Pikeville Medical Center (formerly known as Pikeville Methodist Hospital) is a 340-bed medical facility located in Pikeville, Kentucky.

==History==
Pikeville Medical Center treated its first patient on December 25, 1924. The original facility had 50 beds, but by May 1940, the hospital was expanded to a 90-bed facility. Pikeville's rapid growth called for another expansion in 1952, which brought the bed capacity to 135.

In 1955, the United Mine Workers of America built a second hospital in the city in order to treat its members. Shortly afterwards, the Methodist Hospital of Kentucky purchased the hospital. This structure, known as the Miners' Building, is the oldest section of Pikeville Medical Center.

In 1957 and 1963 severe flooding devastated Pikeville and Pike County. The hospital not only treated patients with medical conditions, but provided shelter for flood victims who had become homeless.

In 1971, it became apparent that Pikeville Medical Center needed to be expanded once again in order to adequately serve the residents of Eastern Kentucky. On Christmas Eve, 1971, the new 8 story Elliott Tower officially opened.

Due to the lack of a comprehensive cancer center in Eastern Kentucky, the institution opened the Leonard Lawson Cancer Center in June 1996. Today, it still remains one of the few comprehensive cancer centers in the eastern part of the state.

In 1998, May Tower was constructed at a cost of $75 million and was dedicated on December 18, 2000.

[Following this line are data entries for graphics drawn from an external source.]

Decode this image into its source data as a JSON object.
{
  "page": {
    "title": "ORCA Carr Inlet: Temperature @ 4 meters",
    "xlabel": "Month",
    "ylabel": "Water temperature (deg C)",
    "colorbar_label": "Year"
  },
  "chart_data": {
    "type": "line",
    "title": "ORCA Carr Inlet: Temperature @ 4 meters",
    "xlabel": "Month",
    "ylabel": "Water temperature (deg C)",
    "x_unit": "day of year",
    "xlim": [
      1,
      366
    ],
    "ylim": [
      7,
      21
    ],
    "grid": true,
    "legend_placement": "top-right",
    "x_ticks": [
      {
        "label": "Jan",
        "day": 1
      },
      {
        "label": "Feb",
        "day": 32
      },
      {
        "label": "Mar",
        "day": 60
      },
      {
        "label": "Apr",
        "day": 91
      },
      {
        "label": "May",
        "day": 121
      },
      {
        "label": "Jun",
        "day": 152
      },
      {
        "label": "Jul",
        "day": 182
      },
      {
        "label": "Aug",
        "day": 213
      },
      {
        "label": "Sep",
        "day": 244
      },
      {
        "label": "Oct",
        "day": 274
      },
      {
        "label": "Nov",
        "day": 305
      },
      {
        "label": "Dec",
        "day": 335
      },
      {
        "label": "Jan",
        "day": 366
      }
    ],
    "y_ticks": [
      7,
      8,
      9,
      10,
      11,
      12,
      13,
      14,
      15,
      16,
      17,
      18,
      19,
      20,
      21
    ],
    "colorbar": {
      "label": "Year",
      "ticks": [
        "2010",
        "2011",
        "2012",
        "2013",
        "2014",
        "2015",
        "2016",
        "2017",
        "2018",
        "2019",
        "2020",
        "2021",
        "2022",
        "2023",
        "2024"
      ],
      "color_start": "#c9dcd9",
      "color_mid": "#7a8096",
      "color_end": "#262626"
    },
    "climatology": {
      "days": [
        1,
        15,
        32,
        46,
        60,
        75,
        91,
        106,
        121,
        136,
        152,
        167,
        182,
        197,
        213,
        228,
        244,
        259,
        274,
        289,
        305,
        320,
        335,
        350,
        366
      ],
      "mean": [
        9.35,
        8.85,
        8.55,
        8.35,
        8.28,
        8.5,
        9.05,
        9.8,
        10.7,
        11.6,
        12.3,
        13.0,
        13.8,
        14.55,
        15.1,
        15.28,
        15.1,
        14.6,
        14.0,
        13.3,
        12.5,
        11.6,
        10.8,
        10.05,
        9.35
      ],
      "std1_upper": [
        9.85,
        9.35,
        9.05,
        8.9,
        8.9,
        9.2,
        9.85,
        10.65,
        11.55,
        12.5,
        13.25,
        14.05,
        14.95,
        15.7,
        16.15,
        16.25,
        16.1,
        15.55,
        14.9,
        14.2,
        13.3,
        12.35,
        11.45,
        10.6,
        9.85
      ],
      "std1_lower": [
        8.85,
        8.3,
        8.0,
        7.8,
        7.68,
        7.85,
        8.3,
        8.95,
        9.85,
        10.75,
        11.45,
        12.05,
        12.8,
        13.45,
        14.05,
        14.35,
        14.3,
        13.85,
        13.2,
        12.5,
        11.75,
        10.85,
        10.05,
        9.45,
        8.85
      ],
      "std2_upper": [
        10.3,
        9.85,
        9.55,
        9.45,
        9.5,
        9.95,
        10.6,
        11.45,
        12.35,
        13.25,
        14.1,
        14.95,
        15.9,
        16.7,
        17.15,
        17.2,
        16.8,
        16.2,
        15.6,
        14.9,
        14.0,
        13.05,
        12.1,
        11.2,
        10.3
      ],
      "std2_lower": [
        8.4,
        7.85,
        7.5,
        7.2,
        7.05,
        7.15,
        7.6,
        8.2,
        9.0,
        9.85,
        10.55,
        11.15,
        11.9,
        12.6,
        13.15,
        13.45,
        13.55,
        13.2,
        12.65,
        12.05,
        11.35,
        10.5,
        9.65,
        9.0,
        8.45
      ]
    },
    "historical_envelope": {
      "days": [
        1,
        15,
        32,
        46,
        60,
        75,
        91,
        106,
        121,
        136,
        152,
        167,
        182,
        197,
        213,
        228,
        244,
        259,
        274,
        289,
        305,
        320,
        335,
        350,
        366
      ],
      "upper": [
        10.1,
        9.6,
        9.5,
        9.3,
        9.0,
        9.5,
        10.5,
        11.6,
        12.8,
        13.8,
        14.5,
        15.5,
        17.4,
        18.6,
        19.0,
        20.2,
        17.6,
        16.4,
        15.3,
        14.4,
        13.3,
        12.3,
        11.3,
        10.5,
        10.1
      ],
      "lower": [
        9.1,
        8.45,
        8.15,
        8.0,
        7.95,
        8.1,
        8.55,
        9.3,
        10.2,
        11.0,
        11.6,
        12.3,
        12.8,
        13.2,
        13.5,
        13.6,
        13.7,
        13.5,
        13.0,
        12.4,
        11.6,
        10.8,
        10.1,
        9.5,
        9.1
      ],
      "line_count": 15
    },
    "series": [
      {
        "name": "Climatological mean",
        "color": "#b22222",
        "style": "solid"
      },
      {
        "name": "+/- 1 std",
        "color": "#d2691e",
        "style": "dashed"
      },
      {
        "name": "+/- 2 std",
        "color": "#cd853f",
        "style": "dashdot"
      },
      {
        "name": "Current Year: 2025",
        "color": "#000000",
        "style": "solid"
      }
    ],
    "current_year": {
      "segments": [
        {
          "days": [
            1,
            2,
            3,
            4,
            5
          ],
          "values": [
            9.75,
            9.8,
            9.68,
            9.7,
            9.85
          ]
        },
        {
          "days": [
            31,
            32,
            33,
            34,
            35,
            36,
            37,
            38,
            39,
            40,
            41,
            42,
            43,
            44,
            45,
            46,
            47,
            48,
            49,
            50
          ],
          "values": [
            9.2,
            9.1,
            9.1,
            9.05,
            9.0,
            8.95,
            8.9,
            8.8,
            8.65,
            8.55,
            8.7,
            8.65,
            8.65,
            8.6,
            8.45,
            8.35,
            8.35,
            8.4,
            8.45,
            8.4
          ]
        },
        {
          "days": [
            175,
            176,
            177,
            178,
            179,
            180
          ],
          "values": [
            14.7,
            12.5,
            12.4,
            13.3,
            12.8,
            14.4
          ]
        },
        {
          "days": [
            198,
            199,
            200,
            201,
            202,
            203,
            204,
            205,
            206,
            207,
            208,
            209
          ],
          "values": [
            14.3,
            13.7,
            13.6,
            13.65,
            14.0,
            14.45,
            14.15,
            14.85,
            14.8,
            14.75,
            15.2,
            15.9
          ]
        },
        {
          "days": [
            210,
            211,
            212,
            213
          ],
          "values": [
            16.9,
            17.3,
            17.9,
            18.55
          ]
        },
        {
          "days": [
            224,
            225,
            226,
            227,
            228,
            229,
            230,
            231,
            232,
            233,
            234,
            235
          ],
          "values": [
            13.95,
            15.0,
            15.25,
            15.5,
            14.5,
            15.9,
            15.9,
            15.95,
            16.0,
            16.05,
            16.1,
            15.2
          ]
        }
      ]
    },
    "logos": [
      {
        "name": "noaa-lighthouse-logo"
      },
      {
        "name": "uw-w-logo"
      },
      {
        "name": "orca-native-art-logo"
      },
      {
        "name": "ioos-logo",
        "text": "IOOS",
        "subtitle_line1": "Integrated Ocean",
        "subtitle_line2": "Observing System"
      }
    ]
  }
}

During 2009–2011, Pikeville Medical Center was named the National Hospital of the Year by the American Alliance of Healthcare Providers three consecutive times.

==Today==
Today, Pikeville Medical Center is the largest hospital in southeastern Kentucky. As of 2018, the hospital consists of 1.6 million square feet spread across 43 facilities, is licensed for 340 beds, and has approximately 3,000 employees.

On February 12, 2010, Pikeville Medical Center received a $44.6 million loan from the federal government that permitted the construction of a new 11-story clinic and parking garage. An opening ceremony for the 235362 sqft clinic and 1,162 space parking structure was held on April 10, 2014.

==Medical services==
Services offered include cardiac, medical, surgical, pediatric, rehabilitative, cancer, neurological, pain care, wound care and home care. It is accredited through the Joint Commission on Accreditation of Healthcare Organizations (JCAHO).